BYD, China's electric vehicle giant, has been on a tear in Southeast Asia, edging out rivals such as Tesla to capture more than a quarter of the region's EV sales.
BYD's early success has been built on a pattern of distribution partnerships with large, local conglomerates, which has allowed the carmaker to expand reach, test consumer preferences, and navigate complex government regulations in the region, according to officials from three partners and analysts.
This partnership model, similar to that pursued by Japanese automakers decades ago in some Southeast Asian countries, assists BYD in rapidly increasing market share and contrasts with Tesla's go-it-alone distribution - though it comes at a cost.
"At the moment, BYD's primary focus is on brand proliferation rather than profit margin optimisation," Soumen Mandal, a senior analyst at Counterpoint Research, said.

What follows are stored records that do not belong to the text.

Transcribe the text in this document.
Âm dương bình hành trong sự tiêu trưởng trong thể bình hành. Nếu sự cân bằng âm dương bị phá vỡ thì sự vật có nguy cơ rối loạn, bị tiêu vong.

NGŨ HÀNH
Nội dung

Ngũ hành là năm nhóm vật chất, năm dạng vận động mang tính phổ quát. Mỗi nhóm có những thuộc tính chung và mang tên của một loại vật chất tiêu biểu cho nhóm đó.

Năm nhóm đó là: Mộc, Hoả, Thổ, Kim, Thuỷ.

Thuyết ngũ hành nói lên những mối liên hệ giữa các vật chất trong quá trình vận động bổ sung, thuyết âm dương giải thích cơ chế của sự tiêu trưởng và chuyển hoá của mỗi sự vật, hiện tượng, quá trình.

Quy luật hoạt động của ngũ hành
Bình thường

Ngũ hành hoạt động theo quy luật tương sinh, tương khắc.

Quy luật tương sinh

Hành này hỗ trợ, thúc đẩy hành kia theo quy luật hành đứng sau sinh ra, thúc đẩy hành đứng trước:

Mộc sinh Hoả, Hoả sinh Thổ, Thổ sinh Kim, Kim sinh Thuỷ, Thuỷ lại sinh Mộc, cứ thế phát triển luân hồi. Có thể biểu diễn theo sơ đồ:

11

"By providing more lucrative profit margins to local dealers, BYD can cultivate trust and loyalty, paving the way for further expansion."
According to Counterpoint, the Chinese automaker sold more than 26% of all cars in Southeast Asia's small but rapidly growing EV market in the second quarter of 2023, with its Atto 3 model, which starts at $30,000 in Thailand, being the regional bestseller. In Thailand, Tesla's most basic Model 3 starts at around $57,500.